Петер Сафран покорно поцеловал руку Эвелины, обтянутую красивой светло-сиреневой перчаткой. Просто диво, до чего послушным и смирным парнем стал людоед!
– Благодари ее милость, она твоя благодетельница, – продолжал Феликс. – По ее просьбе их сиятельство светлейший князь изволил распорядиться, чтобы тебя определили на нашем участке десятником с годовым жалованьем я тысячу форинтов. Ну, что скажешь на это, парень?
Что он мог сказать? Он поцеловал руку и светлейшему князю.
– Ну, а теперь выпей со мной! – с величественной снисходительностью сказал господин Каульман, наполняя пенящимся шампанским бокал Петера Сафрана: «Много лет жизни нашему всемилостивейшему председателю, его сиятельству князю!»
– Да здравствует самая прекрасная из женщин! – галантно добавил князь, прежде чем грянул туш, и тогда все четверо сдвинули бокалы: Петер Сафран, князь, банкир и прекрасная дама.
Крестьяне были растроганы этой сценой. Подумать только, знатные господа чокаются с рабочим в грубой домотканой одежде. Видать, и взаправду любят народ.
А Петер Сафран в это время гадал про себя: из двух господ, что сидят справа и слева от дамы, который может быть ее мужем, и тогда кем же приходится другой?
Он выпил свой бокал, но в голове от этого не прояснилось.
Праздник завершился великолепным фейерверком. Золотые искры хлопающих ракет летели к участку Ивана.
На другое утро Петер Сафран пришел к Ивану и объявил, что переходит на господскую шахту.
Иван только сказал с горечью:
– И ты? Ну что же, ступай!
Сафран был бледнее обычного. Он ждал, что Иван начнет упрекать его, но ждал напрасно, ибо Иван не промолвил больше ни слова, и тогда у Петера вырвалось то, что камнем лежало на душе.
– Почему тогда вы крикнули тому человеку «доктор»?
– Потому что он и есть доктор. Доктор философии.
Сафран угрожающе поднял палец.
– Все равно вам не надо было кричать тогда «доктор»!
Он повернулся и вышел, не попрощавшись. Душевные силы Ивана подвергались поистине суровому испытанию.
Лучшие рабочие покидали его. Мощные, колоссальные капиталы захлестывали его утлое суденышко, грозя смести начисто; от Ивана отказались все его прежние партнеры и компаньоны. Крепкое сердце нужно было иметь, чтобы не убежать из этого прокопченного домишка, оставив торжествующему противнику неблагодарную шахту.

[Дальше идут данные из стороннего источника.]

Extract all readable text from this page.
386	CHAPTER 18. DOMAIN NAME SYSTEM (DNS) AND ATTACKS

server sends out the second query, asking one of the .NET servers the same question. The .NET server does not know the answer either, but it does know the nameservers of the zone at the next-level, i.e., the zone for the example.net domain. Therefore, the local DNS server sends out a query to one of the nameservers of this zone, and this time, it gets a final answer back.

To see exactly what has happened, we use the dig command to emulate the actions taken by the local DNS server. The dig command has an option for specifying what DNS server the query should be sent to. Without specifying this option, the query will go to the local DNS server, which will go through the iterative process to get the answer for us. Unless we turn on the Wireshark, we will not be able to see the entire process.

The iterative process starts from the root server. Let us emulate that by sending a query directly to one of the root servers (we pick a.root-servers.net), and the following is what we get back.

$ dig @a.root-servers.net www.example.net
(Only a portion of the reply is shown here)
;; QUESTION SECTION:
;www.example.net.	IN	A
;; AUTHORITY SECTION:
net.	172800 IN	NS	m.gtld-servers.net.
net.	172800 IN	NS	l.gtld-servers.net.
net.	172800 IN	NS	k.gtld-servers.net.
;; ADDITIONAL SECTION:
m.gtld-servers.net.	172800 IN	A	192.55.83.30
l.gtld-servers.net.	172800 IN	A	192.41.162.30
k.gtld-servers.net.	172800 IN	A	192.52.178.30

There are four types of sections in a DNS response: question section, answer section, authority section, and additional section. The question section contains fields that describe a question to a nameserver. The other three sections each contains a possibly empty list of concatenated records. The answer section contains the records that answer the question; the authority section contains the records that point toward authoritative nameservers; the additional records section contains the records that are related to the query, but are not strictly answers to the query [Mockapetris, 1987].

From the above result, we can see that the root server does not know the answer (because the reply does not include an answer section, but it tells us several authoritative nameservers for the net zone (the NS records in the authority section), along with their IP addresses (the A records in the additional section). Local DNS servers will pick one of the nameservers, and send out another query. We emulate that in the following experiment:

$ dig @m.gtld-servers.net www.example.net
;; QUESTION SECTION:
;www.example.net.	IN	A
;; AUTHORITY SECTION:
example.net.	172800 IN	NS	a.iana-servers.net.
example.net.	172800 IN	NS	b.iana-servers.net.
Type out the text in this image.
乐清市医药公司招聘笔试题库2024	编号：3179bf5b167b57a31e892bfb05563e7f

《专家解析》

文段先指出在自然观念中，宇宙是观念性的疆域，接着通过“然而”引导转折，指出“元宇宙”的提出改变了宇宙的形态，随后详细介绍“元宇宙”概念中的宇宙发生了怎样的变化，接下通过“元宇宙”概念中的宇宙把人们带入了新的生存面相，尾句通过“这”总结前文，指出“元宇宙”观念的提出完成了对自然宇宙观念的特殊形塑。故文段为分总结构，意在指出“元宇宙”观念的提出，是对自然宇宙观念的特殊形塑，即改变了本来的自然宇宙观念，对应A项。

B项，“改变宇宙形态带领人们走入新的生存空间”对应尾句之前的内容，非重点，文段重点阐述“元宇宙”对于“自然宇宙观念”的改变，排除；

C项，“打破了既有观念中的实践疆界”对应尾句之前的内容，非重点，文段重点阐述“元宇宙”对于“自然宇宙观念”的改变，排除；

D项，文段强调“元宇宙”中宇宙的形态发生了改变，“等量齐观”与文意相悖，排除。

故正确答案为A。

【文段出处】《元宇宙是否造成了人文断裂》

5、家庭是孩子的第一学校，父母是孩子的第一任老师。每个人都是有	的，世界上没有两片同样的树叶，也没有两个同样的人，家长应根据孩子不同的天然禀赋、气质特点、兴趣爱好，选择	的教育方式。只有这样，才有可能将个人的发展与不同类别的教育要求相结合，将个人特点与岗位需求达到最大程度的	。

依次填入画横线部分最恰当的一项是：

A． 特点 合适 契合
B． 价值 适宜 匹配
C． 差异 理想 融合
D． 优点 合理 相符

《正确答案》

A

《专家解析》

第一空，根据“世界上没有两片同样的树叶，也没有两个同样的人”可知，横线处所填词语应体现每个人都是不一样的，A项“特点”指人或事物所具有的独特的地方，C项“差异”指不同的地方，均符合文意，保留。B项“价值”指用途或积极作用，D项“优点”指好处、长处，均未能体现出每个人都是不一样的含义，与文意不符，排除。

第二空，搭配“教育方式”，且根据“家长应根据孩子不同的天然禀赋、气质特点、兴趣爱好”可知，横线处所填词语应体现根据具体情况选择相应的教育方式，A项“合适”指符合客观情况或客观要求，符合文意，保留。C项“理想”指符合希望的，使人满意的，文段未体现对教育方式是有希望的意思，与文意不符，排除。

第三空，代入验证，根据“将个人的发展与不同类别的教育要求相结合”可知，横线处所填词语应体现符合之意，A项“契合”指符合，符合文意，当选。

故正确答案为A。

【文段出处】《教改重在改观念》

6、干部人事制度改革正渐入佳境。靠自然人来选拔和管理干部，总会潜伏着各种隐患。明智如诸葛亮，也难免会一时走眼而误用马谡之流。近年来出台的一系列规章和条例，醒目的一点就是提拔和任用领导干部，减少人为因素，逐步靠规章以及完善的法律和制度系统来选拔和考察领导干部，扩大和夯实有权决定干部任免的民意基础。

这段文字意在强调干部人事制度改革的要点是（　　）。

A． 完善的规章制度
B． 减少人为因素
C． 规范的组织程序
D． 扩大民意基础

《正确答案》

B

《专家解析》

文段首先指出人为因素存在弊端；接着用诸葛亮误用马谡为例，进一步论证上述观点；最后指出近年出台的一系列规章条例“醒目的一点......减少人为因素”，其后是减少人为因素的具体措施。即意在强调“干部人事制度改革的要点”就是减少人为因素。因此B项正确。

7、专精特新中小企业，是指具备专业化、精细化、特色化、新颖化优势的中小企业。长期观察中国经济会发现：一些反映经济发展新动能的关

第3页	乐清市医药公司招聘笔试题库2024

Но и в этом тяжелом положении один истинный друг не изменял ему и не давал отчаиваться: то была аксиома, что дважды два всегда четыре.
Простейшая логика подсказывала Ивану, что происходит на его глазах.
«Это объединение промышленников?! – Нет, рыцарей биржи».
«Они занимаются развитием национальной экономики? – Нет, ведут азартную игру».
«Может быть, здесь создается промышленное предприятие? – Нет, вавилонская башня».
Дважды два – четыре. И вовеки веков – четыре.
Даже если все цари земные издадут законы и указы, что дважды два – пять, даже если сам папа выпустит буллу, чтобы люди верили, будто дважды два отныне – пять, и все финансовые тузы дважды два посчитают пятью, все равно дважды два останется неизменным во веки веков: четыре.
А наше процветающее акционерное общество намерено действовать вопреки сей непреложной истине. С крайне легкомысленным расточительством оно строит, открывает шахты, налаживает добычу угля, заключает договора, покупает, продает, – и все, все вопреки простому арифметическому закону; дважды два – четыре. И не ради прибылей в будущем, а ради минутного, кратковременного успеха.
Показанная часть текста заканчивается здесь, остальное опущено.